In the late 1940s the first air fresheners were introduced by the military as a pressurised spray. These early products masked bad odours. Later, in the 1950s, companies began producing chemicals that neutralised odour. Air fresheners became popular for automobiles. Companies made them out of compressed paper and oils. Julius Samann, inventor of the "Little Trees" air fresheners, spent years in Canada trying to reproduce the pine smell. He developed an oil that saturated the paper trees and applied it.
Cardboard Air Fresheners
The fresheners that hang from the rear view mirror of a car are popular.

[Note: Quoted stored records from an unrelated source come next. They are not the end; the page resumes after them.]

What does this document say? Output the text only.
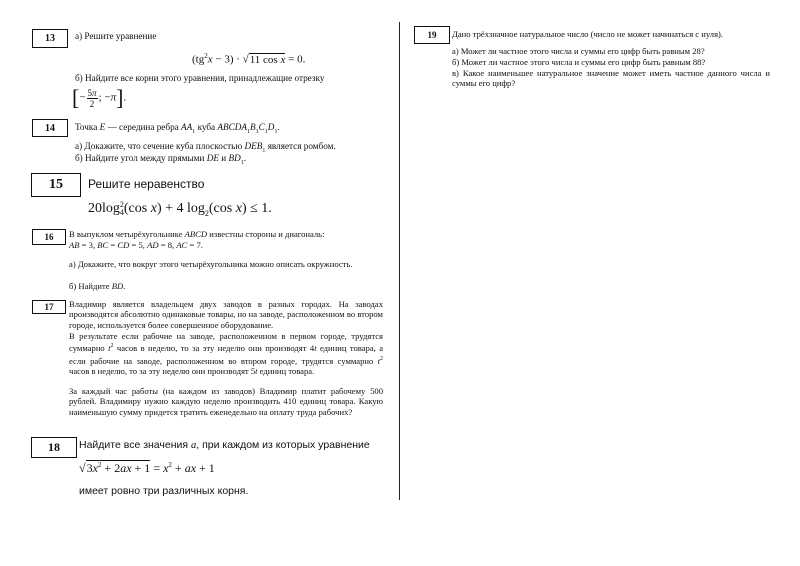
13 а) Решите уравнение
$(tg^2x - 3) \cdot √11$ cos x = 0.
б) Найдите все корни этого уравнения, принадлежащие отрезку
[− $\frac{5\pi}{2}$ ; −π].
14 Точка E — середина ребра $AA_1$ куба $ABCDA_1B_1C_1D_1$.
а) Докажите, что сечение куба плоскостью $DEB_1$ является ромбом.
б) Найдите угол между прямыми DE и $BD_1$.
15 Решите неравенство
20log 2
4 (cos x) + 4 $\log_2(\cos$ x) ≤ 1.
16 В выпуклом четырёхугольнике ABCD известны стороны и диагональ:
AB = 3, BC = CD = 5, AD = 8, AC = 7.
а) Докажите, что вокруг этого четырёхугольника можно описать окружность.
б) Найдите BD.
17 Владимир является владельцем двух заводов в разных городах. На заводах производятся абсолютно одинаковые товары, но на заводе, расположенном во втором городе, используется более совершенное оборудование.
В результате если рабочие на заводе, расположенном в первом городе, трудятся суммарно $t^2$ часов в неделю, то за эту неделю они производят 4t единиц товара, а если рабочие на заводе, расположенном во втором городе, трудятся суммарно $t^2$ часов в неделю, то за эту неделю они производят 5t единиц товара.
За каждый час работы (на каждом из заводов) Владимир платит рабочему 500 рублей. Владимиру нужно каждую неделю производить 410 единиц товара. Какую наименьшую сумму придется тратить еженедельно на оплату труда рабочих?
18 Найдите все значения a, при каждом из которых уравнение
$√3x^2 + 2ax + 1 = x^2$ + ax + 1
имеет ровно три различных корня.
19 Дано трёхзначное натуральное число (число не может начинаться с нуля).
а) Может ли частное этого числа и суммы его цифр быть равным 28?
б) Может ли частное этого числа и суммы его цифр быть равным 88?
в) Какое наименьшее натуральное значение может иметь частное данного числа и суммы его цифр?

The compressed paper is treated with an oil that releases chemicals into the air. The chemicals mask odours, such as cigarette smoke, food, dirt and other items that can make the cramped interior of an automobile smell bad.

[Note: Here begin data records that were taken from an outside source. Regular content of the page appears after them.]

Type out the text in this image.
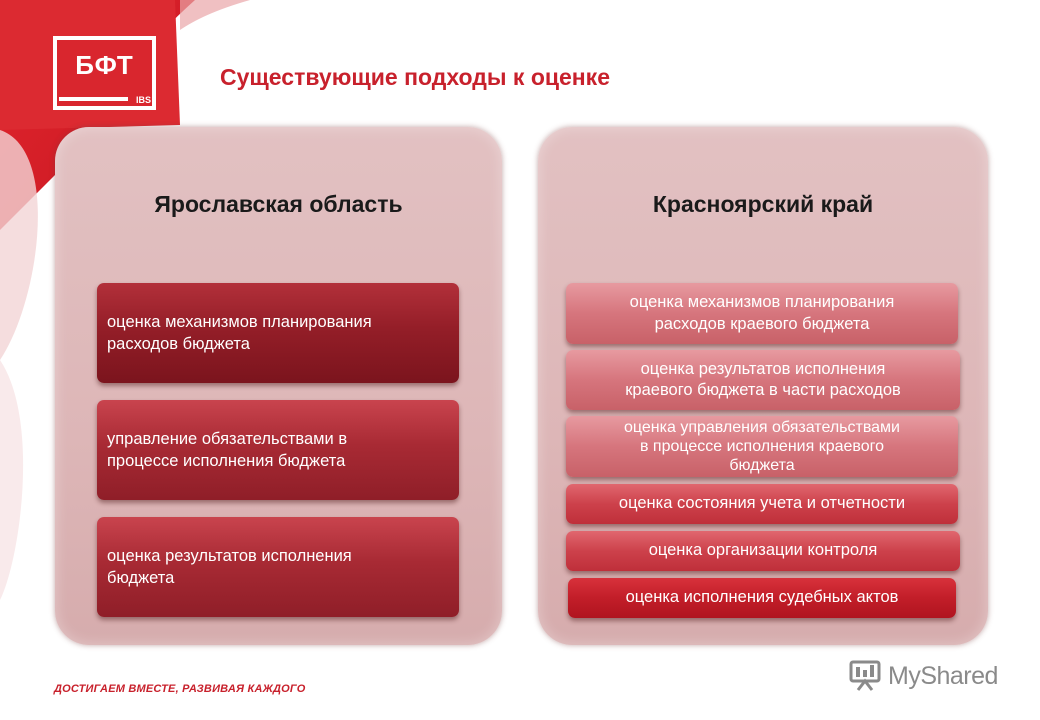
БФТ
IBS
Существующие подходы к оценке
Ярославская область	Красноярский край
оценка механизмов планирования
расходов бюджета
управление обязательствами в
процессе исполнения бюджета
оценка результатов исполнения
бюджета
оценка механизмов планирования
расходов краевого бюджета
оценка результатов исполнения
краевого бюджета в части расходов
оценка управления обязательствами
в процессе исполнения краевого
бюджета
оценка состояния учета и отчетности
оценка организации контроля
оценка исполнения судебных актов
ДОСТИГАЕМ ВМЕСТЕ, РАЗВИВАЯ КАЖДОГО	MyShared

The chemicals used to treat these air fresheners can cause health problems when used by a smoker to mask the smell inside a car. The chemicals emitted from the cardboard version can cling to dust particles floating in the air. These dust particles then bond with the chemicals found in cigarette smoke. When inhaled in closed confinement, these bonded chemicals can cause irritation of the mouth, oesophagus and lungs.
In recent years, these chemicals have been analysed as potentially dangerous to humans. The most common chemical, phthalates, has been known to cause reproductive problems, hormonal abnormalities and birth defects. Other known ingredients that cause serious health issues are formaldehyde, acetone and terpenes. These chemicals contain pollutants that, when mixed with ozone, cigarette smoke or dust can cause breathing complications, headaches and damage the central nervous system.
How to Avoid Danger
When using one of these air fresheners, you should air out your car frequently. If you smoke, this is especially true. Roll windows down for air circulation when driving. Keeping your windows down when the car is parked, even in the garage, can help.
Fresh air is the best air cleanser. Opening your car windows can go a long way to cleaning the air in your car.
Make Your Own
You can make your own air freshener. Using a piece of felt from a hobby store and pure, scented oil, you control what the air freshener is made of and avoid any additional chemicals used in factory production. These fresheners can be made cheaply and to your specifications on size, shape and scent.
Create a sachet of crushed and dried lavender flowers. Use all-natural potpourri. Baking soda is an excellent air freshener. Pour some into an old sock and place it underneath the car seat.